I frequently receive PDFs that contain (when converted with pdftotext
) whitespaces between the letters of some arbitrary words:
This i s a n example t e x t that c o n t a i n s strange spaces.
For further automated processing (looking for specific words) I would like to remove all whitespace between "standalone" letters (single-letter words), so the result would look like this:
This isan example text that contains strange spaces.
I tried to achieve this with a simple perl regex:
s/ (\w) (\w) / $1$2 /g
Which of course does not work, as after the first and second standalone letters have been moved together, the second one no longer is a standalone, so the space to the third will not match:
This is a n example te x t that co n ta i ns strange spaces.
So I tried lockahead assertions, but failed to achieve anything (also because I did not find any example that uses them in a substitution).
As usual with PRE, my feeling is, that there must be a very simple and elegant solution for this...
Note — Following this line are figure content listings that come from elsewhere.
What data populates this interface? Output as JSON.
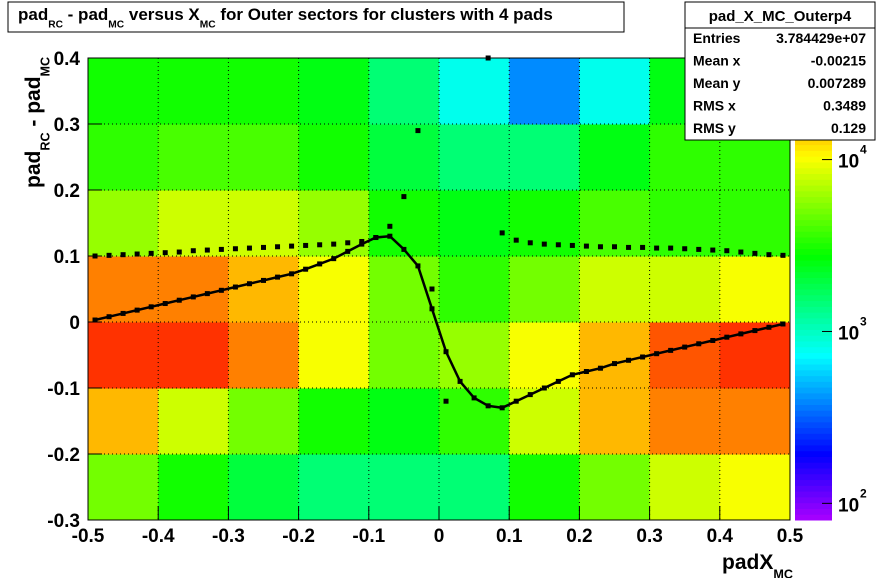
{
  "chart_data": {
    "type": "heatmap",
    "title": [
      "pad",
      "RC",
      " - pad",
      "MC",
      " versus X",
      "MC",
      " for Outer sectors for clusters with 4 pads"
    ],
    "x_label": [
      "padX",
      "MC"
    ],
    "y_label": [
      "pad",
      "RC",
      " - pad",
      "MC"
    ],
    "xlim": [
      -0.5,
      0.5
    ],
    "ylim": [
      -0.3,
      0.4
    ],
    "xticks": [
      -0.5,
      -0.4,
      -0.3,
      -0.2,
      -0.1,
      0,
      0.1,
      0.2,
      0.3,
      0.4,
      0.5
    ],
    "yticks": [
      -0.3,
      -0.2,
      -0.1,
      0,
      0.1,
      0.2,
      0.3,
      0.4
    ],
    "grid": true,
    "zlog": true,
    "zlim": [
      80,
      39000
    ],
    "zticks": [
      {
        "value": 100,
        "label": "10",
        "exponent": "2"
      },
      {
        "value": 1000,
        "label": "10",
        "exponent": "3"
      },
      {
        "value": 10000,
        "label": "10",
        "exponent": "4"
      }
    ],
    "xbins": [
      -0.5,
      -0.4,
      -0.3,
      -0.2,
      -0.1,
      0,
      0.1,
      0.2,
      0.3,
      0.4,
      0.5
    ],
    "ybins": [
      -0.3,
      -0.2,
      -0.1,
      0,
      0.1,
      0.2,
      0.3,
      0.4
    ],
    "z": [
      [
        5000,
        3000,
        2000,
        1500,
        1500,
        1500,
        3000,
        5000,
        8000,
        10000
      ],
      [
        15000,
        8000,
        5000,
        3000,
        2500,
        3500,
        8000,
        15000,
        20000,
        20000
      ],
      [
        30000,
        30000,
        20000,
        10000,
        5000,
        6000,
        10000,
        15000,
        25000,
        30000
      ],
      [
        20000,
        20000,
        15000,
        10000,
        5000,
        3500,
        5000,
        8000,
        8000,
        10000
      ],
      [
        6000,
        8000,
        8000,
        6000,
        3000,
        2500,
        3000,
        4000,
        3500,
        3500
      ],
      [
        3500,
        4000,
        4000,
        3000,
        2000,
        1500,
        1500,
        2500,
        3500,
        3500
      ],
      [
        3000,
        3000,
        3000,
        2500,
        1500,
        800,
        400,
        800,
        2500,
        3000
      ]
    ],
    "x": [
      -0.49,
      -0.47,
      -0.45,
      -0.43,
      -0.41,
      -0.39,
      -0.37,
      -0.35,
      -0.33,
      -0.31,
      -0.29,
      -0.27,
      -0.25,
      -0.23,
      -0.21,
      -0.19,
      -0.17,
      -0.15,
      -0.13,
      -0.11,
      -0.09,
      -0.07,
      -0.05,
      -0.03,
      -0.01,
      0.01,
      0.03,
      0.05,
      0.07,
      0.09,
      0.11,
      0.13,
      0.15,
      0.17,
      0.19,
      0.21,
      0.23,
      0.25,
      0.27,
      0.29,
      0.31,
      0.33,
      0.35,
      0.37,
      0.39,
      0.41,
      0.43,
      0.45,
      0.47,
      0.49
    ],
    "series": [
      {
        "color": "#000000",
        "values": [
          0.1,
          0.101,
          0.102,
          0.103,
          0.104,
          0.105,
          0.106,
          0.108,
          0.109,
          0.11,
          0.111,
          0.112,
          0.113,
          0.114,
          0.115,
          0.116,
          0.117,
          0.118,
          0.12,
          0.122,
          0.128,
          0.145,
          0.19,
          0.29,
          0.05,
          -0.12,
          null,
          null,
          0.4,
          0.135,
          0.124,
          0.12,
          0.118,
          0.117,
          0.116,
          0.115,
          0.114,
          0.114,
          0.113,
          0.113,
          0.112,
          0.112,
          0.111,
          0.11,
          0.109,
          0.108,
          0.106,
          0.104,
          0.102,
          0.101
        ]
      },
      {
        "color": "#000000",
        "values": [
          0.003,
          0.008,
          0.013,
          0.018,
          0.023,
          0.028,
          0.033,
          0.038,
          0.043,
          0.048,
          0.053,
          0.058,
          0.063,
          0.068,
          0.073,
          0.08,
          0.088,
          0.096,
          0.107,
          0.118,
          0.128,
          0.13,
          0.11,
          0.085,
          0.02,
          -0.045,
          -0.09,
          -0.115,
          -0.127,
          -0.13,
          -0.12,
          -0.11,
          -0.1,
          -0.09,
          -0.08,
          -0.075,
          -0.07,
          -0.063,
          -0.058,
          -0.053,
          -0.048,
          -0.043,
          -0.038,
          -0.033,
          -0.028,
          -0.023,
          -0.018,
          -0.013,
          -0.008,
          -0.003
        ]
      }
    ],
    "stats": {
      "title": "pad_X_MC_Outerp4",
      "rows": [
        [
          "Entries",
          "3.784429e+07"
        ],
        [
          "Mean x",
          "-0.00215"
        ],
        [
          "Mean y",
          "0.007289"
        ],
        [
          "RMS x",
          "0.3489"
        ],
        [
          "RMS y",
          "0.129"
        ]
      ]
    }
  }
}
CodePudding user response:
Just match a continuous series of single letters separated by spaces, then delete all spaces from that using a nested substitution (the /e eval modifier).
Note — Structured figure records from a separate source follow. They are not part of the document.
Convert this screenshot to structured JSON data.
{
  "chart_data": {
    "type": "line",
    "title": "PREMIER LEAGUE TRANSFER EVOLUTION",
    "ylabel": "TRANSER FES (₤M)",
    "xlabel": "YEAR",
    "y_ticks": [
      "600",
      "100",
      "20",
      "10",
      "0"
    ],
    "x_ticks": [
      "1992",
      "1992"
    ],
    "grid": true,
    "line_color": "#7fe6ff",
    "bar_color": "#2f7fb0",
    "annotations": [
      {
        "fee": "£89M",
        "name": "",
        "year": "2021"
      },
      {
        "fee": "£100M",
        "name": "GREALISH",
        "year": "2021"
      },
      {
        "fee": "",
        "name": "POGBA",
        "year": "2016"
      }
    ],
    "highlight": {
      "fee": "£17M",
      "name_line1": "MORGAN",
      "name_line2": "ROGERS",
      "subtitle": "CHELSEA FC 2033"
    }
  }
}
s{\b ((\w\s) \w) \b}{ my $s = $1; $s =~ s/ //g; $s }xge;
CodePudding user response:
Excess whitespace can be removed with a regex, but Perl by itself cannot know what is correct English. With that caveat, this seems to work:
$ perl -pe's/(?<!\S)(\S) (?=\S )/$1/g' spaces.txt
This isan example text that contains strange spaces.
Note that i s a n
cannot be distinguished from a normal 4 letter word, that requires human correction, or some language module.
Explanation:
(?<!\S)
negative look-behind assertion checks that the character behind is not a non-whitespace.(\S)
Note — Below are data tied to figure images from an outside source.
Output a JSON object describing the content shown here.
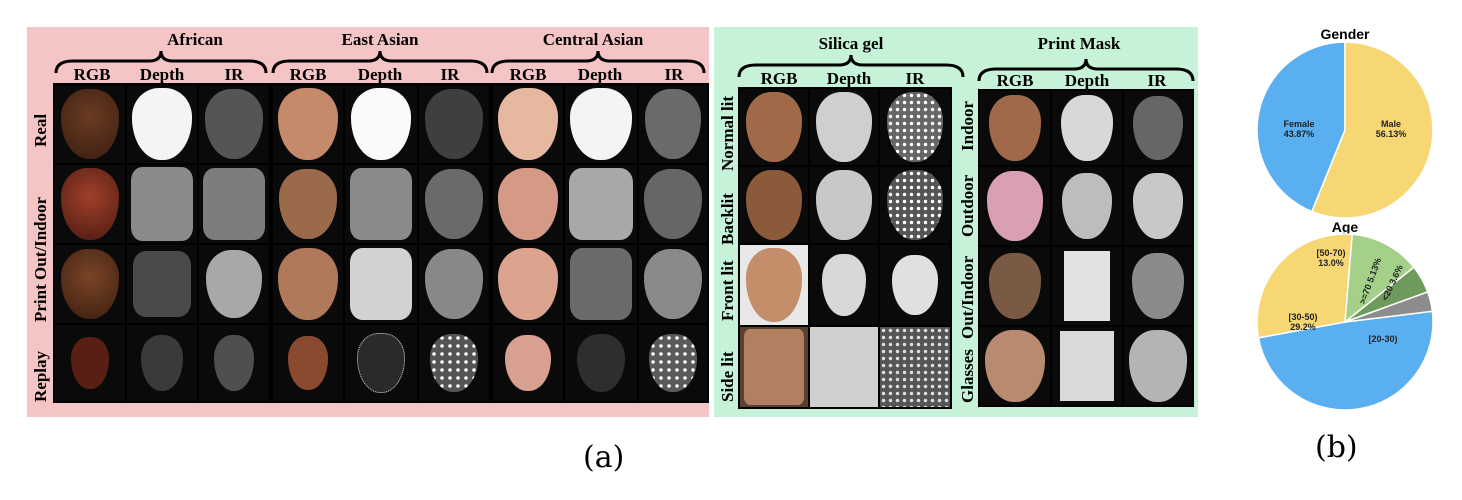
{
  "panel_a": {
    "caption": "(a)",
    "groups": [
      {
        "title": "African",
        "columns": [
          "RGB",
          "Depth",
          "IR"
        ]
      },
      {
        "title": "East Asian",
        "columns": [
          "RGB",
          "Depth",
          "IR"
        ]
      },
      {
        "title": "Central Asian",
        "columns": [
          "RGB",
          "Depth",
          "IR"
        ]
      },
      {
        "title": "Silica gel",
        "columns": [
          "RGB",
          "Depth",
          "IR"
        ]
      },
      {
        "title": "Print Mask",
        "columns": [
          "RGB",
          "Depth",
          "IR"
        ]
      }
    ],
    "left_rows": [
      "Real",
      "Print Out/Indoor",
      "Replay"
    ],
    "silica_rows": [
      "Normal lit",
      "Backlit",
      "Front lit",
      "Side lit"
    ],
    "mask_rows": [
      "Indoor",
      "Outdoor",
      "Out/Indoor",
      "Glasses"
    ]
  },
  "panel_b": {
    "caption": "(b)",
    "colors": {
      "blue": "#5aaff0",
      "yellow": "#f7d774",
      "green": "#a4d08a",
      "darkgreen": "#6e9a5c",
      "gray": "#8c8c8c"
    },
    "chart_data": [
      {
        "type": "pie",
        "title": "Gender",
        "categories": [
          "Female",
          "Male"
        ],
        "values": [
          43.87,
          56.13
        ],
        "labels": [
          "Female\n43.87%",
          "Male\n56.13%"
        ]
      },
      {
        "type": "pie",
        "title": "Age",
        "categories": [
          "[20-30)",
          "[30-50)",
          "[50-70)",
          ">=70",
          "<20"
        ],
        "values": [
          49.07,
          29.2,
          13.0,
          5.13,
          3.6
        ],
        "labels": [
          "[20-30)",
          "[30-50)\n29.2%",
          "[50-70)\n13.0%",
          ">=70 5.13%",
          "<20 3.6%"
        ]
      }
    ]
  }
}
next must follow a non-whitespace, which we capture with parens, followed by a whitespace, which we will remove (or not put back, as it were).(?=\S )
next we check with a look-ahead assertion that what follows is a non-whitespace followed by a whitespace. We do not change the string there.- Then put back the character we captured with
$1
It might be more correct to use [^ ]
instead of \S
. Since you only seem to have a problem with spaces being inserted, there is no need to match tabs, newlines or other whitespace. Feel free to do that change if you feel it is appropriate.